UK allowed to dictate terms of deportees’ return, says immigration attorney
Well-known immigration and human-rights attorney Jennifer Housen has criticised the Government for accepting a planeload of 50 Jamaicans, who are to be deported from the United Kingdom tomorrow, and for its silence on the matter.
“The Jamaican Government is too silent in matters of extraordinary human-rights violations. The Government does not have the moral authority to speak to any human-rights violations when we are actually acquiescing in these kinds of returns, which are clear human-rights violations in themselves,” she said.
Many of the people who are being deported have no family ties to Jamaica, having left the country as babies, in most instances with their parents. However, all of those set to be removed on the flight have criminal convictions and have served their sentences in UK jails, and will now have to live in a country they know little, if anything, about, a point Housen argues is a breach of their human rights.
She said that it was unfortunate the UK government has apparently restarted what is termed ‘Operation Waldrop’, a scheme for deportation of people with Jamaican ancestry back to the island at a time when the Windrush scandal is still fresh in the minds of the public both in Britain and Jamaica.
“The first thing that I think people need to grasp from this is that none of these people have actually been to Jamaica from as young as three or four years old. How then can the UK government and their Jamaican counterparts agree to send, in their case, and to accept, in our case, people who have no serious family links here anymore?” the attorney asked.

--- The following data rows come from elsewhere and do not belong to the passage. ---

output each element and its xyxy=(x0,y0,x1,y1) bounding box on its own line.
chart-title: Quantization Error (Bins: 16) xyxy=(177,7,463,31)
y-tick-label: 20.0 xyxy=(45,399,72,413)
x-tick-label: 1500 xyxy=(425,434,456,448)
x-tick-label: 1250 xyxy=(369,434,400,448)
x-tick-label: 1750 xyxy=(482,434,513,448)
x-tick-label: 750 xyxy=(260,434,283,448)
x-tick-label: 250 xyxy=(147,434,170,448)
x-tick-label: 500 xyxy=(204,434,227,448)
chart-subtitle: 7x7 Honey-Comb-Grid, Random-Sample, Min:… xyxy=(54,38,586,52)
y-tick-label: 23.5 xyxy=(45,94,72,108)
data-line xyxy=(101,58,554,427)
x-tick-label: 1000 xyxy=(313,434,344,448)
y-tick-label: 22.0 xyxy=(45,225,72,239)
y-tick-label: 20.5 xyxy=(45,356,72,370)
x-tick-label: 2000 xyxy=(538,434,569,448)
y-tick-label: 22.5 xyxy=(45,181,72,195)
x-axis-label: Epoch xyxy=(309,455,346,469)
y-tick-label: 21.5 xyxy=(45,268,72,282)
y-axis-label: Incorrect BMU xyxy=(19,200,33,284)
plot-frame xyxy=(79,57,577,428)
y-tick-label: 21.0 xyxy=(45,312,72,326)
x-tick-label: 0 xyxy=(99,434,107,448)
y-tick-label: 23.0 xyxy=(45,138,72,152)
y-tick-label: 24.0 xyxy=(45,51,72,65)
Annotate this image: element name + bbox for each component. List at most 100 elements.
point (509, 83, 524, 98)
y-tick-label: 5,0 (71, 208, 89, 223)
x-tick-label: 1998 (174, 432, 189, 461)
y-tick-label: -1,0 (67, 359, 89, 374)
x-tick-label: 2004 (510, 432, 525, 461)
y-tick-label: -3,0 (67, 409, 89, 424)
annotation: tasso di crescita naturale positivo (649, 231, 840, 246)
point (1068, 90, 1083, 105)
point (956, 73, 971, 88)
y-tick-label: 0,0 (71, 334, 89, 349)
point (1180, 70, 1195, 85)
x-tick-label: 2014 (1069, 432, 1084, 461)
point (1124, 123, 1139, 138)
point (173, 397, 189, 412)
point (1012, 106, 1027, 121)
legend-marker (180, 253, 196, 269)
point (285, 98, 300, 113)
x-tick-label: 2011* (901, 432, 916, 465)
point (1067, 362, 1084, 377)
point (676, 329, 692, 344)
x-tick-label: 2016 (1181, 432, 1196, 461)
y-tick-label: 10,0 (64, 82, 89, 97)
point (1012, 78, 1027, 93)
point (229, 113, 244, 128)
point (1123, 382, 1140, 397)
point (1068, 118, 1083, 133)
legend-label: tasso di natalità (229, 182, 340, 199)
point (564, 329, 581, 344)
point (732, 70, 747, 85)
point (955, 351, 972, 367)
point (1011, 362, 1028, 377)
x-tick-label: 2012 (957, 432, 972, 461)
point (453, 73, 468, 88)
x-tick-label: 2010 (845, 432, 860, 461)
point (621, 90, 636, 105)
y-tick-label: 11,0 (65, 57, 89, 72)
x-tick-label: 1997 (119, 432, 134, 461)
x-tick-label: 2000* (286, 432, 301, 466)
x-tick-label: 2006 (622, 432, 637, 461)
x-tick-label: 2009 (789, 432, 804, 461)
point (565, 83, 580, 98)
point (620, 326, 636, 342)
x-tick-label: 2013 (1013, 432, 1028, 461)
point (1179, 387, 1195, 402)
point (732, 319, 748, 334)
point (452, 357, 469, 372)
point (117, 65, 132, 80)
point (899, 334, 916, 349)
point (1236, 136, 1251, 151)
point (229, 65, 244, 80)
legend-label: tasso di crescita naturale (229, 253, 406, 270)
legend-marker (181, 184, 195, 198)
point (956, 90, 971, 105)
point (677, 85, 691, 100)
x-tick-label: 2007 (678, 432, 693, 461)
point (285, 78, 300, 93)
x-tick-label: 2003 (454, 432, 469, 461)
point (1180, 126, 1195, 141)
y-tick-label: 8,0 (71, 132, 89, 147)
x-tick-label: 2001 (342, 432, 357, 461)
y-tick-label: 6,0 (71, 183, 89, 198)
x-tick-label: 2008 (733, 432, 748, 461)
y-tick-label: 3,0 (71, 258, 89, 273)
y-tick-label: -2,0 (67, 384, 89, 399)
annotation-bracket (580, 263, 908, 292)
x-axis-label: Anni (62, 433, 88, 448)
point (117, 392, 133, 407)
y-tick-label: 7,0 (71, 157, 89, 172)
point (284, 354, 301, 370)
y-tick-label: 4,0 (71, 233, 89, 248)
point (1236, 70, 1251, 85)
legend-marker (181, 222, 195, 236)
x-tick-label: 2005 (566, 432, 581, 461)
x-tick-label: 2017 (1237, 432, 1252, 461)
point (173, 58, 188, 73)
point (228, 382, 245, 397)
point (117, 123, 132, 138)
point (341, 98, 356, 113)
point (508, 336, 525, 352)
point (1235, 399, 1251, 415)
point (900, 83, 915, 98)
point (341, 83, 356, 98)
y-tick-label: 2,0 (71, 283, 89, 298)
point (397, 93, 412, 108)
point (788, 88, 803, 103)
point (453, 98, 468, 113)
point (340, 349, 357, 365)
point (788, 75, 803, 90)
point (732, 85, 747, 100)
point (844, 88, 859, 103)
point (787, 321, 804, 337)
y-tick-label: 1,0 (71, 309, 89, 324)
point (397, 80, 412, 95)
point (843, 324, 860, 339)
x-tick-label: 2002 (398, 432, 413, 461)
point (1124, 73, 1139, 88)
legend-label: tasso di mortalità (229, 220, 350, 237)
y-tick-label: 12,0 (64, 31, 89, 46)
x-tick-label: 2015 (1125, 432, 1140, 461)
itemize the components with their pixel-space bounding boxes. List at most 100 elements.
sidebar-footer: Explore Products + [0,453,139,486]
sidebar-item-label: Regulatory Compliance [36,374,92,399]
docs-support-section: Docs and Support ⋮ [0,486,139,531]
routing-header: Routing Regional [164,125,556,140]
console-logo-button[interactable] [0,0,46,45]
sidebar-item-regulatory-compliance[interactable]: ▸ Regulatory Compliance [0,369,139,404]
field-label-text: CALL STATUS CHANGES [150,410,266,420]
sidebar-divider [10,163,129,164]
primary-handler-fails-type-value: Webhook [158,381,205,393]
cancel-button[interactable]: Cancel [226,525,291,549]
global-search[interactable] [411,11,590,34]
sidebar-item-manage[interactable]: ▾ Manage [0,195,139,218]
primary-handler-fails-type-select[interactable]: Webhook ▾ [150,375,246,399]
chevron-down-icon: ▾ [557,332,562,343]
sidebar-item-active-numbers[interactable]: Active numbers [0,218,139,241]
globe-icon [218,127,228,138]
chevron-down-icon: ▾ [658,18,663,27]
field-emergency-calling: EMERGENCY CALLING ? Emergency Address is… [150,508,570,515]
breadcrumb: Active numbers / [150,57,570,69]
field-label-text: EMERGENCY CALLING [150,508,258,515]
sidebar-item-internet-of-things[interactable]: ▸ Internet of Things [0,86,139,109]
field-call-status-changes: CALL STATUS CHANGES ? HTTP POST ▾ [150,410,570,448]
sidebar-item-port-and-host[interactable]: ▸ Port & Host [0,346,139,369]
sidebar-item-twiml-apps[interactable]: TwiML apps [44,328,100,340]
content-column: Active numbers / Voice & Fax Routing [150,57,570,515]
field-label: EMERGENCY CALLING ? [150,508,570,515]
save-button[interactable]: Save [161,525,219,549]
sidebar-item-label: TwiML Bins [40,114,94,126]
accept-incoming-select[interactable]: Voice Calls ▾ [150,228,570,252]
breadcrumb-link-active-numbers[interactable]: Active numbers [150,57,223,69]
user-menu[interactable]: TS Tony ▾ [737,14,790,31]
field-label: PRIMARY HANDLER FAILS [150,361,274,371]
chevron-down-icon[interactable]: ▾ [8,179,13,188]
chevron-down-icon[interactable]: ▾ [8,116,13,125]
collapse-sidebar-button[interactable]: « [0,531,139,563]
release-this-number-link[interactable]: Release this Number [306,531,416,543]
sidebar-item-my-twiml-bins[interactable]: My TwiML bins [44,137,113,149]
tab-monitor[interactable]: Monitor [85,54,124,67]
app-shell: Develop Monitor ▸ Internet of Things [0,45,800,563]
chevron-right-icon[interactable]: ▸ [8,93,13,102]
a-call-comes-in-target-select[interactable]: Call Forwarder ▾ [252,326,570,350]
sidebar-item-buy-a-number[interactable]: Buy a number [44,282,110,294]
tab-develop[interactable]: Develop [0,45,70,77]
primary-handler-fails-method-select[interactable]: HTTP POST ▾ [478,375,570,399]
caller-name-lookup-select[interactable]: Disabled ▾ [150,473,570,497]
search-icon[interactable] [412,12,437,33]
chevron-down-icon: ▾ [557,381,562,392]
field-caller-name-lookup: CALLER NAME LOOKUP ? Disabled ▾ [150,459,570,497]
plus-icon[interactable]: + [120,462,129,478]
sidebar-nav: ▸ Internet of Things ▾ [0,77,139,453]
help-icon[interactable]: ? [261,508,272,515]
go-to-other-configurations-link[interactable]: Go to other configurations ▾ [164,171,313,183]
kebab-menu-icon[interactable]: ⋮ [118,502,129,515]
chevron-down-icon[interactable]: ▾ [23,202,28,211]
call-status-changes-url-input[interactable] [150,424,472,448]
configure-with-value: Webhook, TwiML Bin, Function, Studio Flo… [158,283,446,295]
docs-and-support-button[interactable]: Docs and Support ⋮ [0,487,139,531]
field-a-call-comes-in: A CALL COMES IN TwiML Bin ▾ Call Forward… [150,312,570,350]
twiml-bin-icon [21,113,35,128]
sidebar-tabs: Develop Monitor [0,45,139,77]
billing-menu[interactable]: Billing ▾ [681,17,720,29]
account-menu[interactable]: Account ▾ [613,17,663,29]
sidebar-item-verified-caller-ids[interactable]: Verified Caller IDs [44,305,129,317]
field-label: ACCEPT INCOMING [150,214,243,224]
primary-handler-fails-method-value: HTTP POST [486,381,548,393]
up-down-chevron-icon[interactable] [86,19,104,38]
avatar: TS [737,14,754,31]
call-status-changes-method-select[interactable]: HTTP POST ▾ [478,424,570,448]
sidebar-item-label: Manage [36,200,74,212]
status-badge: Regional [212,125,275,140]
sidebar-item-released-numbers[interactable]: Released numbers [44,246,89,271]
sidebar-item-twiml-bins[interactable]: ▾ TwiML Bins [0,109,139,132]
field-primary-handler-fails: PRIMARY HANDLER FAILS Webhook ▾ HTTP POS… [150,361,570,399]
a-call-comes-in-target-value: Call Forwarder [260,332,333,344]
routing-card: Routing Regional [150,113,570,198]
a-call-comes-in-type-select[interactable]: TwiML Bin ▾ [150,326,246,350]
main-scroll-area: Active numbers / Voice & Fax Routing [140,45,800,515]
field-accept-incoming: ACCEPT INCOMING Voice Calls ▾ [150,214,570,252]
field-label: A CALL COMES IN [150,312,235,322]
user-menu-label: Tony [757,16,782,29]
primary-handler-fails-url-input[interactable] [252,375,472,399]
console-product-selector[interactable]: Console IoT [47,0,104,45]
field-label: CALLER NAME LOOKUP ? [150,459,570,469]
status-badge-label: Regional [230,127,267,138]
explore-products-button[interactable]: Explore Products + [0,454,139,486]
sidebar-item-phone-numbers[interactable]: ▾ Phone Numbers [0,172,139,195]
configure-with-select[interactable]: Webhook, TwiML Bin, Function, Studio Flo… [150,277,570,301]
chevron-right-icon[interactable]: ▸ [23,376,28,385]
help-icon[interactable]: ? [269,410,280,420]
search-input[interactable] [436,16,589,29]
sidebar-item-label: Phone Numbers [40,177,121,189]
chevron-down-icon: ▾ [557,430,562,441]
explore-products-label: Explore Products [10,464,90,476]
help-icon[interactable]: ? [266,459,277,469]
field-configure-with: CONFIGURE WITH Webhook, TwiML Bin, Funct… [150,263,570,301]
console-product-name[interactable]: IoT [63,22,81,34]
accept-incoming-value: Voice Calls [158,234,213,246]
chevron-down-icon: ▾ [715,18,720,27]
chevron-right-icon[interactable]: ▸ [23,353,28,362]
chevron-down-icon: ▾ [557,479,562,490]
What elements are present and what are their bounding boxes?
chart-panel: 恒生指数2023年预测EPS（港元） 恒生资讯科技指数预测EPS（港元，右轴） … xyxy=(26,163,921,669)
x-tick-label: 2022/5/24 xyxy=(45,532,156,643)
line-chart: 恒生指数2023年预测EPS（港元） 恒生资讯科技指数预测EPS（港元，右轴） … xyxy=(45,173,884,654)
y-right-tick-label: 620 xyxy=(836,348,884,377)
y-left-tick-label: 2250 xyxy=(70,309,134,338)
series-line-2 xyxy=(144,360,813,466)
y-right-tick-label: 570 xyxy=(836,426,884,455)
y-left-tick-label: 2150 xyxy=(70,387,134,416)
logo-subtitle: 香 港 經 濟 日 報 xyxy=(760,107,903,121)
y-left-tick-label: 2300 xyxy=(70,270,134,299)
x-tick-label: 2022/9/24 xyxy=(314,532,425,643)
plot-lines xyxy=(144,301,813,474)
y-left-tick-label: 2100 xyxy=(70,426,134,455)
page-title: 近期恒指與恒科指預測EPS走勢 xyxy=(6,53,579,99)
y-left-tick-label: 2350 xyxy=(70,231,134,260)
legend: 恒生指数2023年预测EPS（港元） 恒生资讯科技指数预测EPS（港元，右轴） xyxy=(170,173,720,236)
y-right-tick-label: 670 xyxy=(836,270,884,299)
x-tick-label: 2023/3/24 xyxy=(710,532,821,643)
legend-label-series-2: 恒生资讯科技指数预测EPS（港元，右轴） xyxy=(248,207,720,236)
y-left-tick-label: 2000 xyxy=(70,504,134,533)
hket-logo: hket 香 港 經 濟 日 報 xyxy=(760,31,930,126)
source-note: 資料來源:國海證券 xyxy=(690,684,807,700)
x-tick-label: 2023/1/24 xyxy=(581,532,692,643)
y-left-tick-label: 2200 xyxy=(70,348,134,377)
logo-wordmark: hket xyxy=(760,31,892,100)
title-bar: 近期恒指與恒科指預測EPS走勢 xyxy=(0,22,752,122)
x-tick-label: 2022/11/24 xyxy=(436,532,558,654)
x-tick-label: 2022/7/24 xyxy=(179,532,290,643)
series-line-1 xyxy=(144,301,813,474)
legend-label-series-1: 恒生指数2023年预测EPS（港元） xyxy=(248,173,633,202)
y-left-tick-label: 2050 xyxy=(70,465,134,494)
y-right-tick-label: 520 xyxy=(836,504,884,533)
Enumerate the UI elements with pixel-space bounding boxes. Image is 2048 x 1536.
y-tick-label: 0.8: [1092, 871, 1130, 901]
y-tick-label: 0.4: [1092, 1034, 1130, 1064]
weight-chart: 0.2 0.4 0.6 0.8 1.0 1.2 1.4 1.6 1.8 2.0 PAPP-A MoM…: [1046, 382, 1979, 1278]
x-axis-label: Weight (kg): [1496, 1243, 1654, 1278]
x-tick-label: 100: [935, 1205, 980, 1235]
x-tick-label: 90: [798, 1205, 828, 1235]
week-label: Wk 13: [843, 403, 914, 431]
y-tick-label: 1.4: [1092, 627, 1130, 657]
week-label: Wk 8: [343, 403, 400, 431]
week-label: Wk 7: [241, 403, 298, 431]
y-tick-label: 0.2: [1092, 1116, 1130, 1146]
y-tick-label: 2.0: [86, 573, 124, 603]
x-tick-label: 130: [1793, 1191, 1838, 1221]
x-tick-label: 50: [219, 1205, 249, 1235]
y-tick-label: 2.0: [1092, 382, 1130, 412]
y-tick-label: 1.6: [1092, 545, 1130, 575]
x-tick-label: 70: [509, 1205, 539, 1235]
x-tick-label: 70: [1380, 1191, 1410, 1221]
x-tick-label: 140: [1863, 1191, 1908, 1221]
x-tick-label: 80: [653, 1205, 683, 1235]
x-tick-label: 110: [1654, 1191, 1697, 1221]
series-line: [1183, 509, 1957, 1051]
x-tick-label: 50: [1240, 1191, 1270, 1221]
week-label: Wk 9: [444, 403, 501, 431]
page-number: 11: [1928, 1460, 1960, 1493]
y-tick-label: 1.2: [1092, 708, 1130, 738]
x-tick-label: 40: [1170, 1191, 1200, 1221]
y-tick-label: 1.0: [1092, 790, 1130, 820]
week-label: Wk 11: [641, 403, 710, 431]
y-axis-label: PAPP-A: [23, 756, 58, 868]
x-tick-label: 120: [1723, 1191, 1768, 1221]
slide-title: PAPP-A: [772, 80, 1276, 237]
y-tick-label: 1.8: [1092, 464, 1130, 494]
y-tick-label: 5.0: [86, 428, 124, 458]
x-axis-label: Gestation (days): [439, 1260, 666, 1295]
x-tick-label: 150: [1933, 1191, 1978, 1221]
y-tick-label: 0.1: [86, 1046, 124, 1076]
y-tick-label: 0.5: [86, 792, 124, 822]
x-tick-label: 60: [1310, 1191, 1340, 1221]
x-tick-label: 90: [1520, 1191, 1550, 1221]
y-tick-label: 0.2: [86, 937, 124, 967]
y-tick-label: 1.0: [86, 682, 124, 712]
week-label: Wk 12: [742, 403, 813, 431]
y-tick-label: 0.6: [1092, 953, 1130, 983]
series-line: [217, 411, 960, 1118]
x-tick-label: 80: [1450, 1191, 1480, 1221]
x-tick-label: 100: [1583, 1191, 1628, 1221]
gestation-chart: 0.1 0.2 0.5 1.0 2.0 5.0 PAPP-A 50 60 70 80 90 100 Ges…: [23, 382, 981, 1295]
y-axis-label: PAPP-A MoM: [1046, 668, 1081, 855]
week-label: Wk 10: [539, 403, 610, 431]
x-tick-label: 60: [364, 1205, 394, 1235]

She noted that she was aware of at least two people aboard the flight who are to be appearing in an inquest next month for a death in immigration detention, where the Home Office has helped persons.
“There are various people on the flight who Jamaica to them is not home; they have made England home, and they have grown up there. Now, why are those two persons being sent here; what’s the rush.
The last charter flight to Jamaica was in March 2017. At the time, more than 100 people arrived in the country, many without family ties. British media reported that another flight was scheduled to leave the UK last April, days after the Windrush scandal broke, with a 63-year-old grandmother among the deportees, but it was cancelled for reasons the Home Office didn’t disclose.
Outspoken UK Member of Parliament Diane Abbott, shadow home secretary, said, “The Tories’ hostile environment policies continue to split up families, with the use of these brutal chartered flight deportations.
“We need full transparency. We should not deport our own citizens or deny their rights.”
The report noted the story of 23-year-old Divonte Demetri Fyffe, who has been in Britain since he was three. He committed a drug offence at the age of 18 for which he served a two-year sentence, and on his release was told he no longer had a right to remain in the UK.
“I’m in shock at the moment. I’m scared. I don’t know anyone in Jamaica. Who will I stay with? How will I get income? I made a stupid mistake when I was 18. I was in the wrong place at the wrong time. I was in the wrong crowd. I did my jail time. I stopped hanging around with those people. I haven’t reoffended. I wanted to make a change.
“But I was told I couldn’t work or study, and now this is happening. I made one mistake and I’m still paying for it,” Fyffe has said.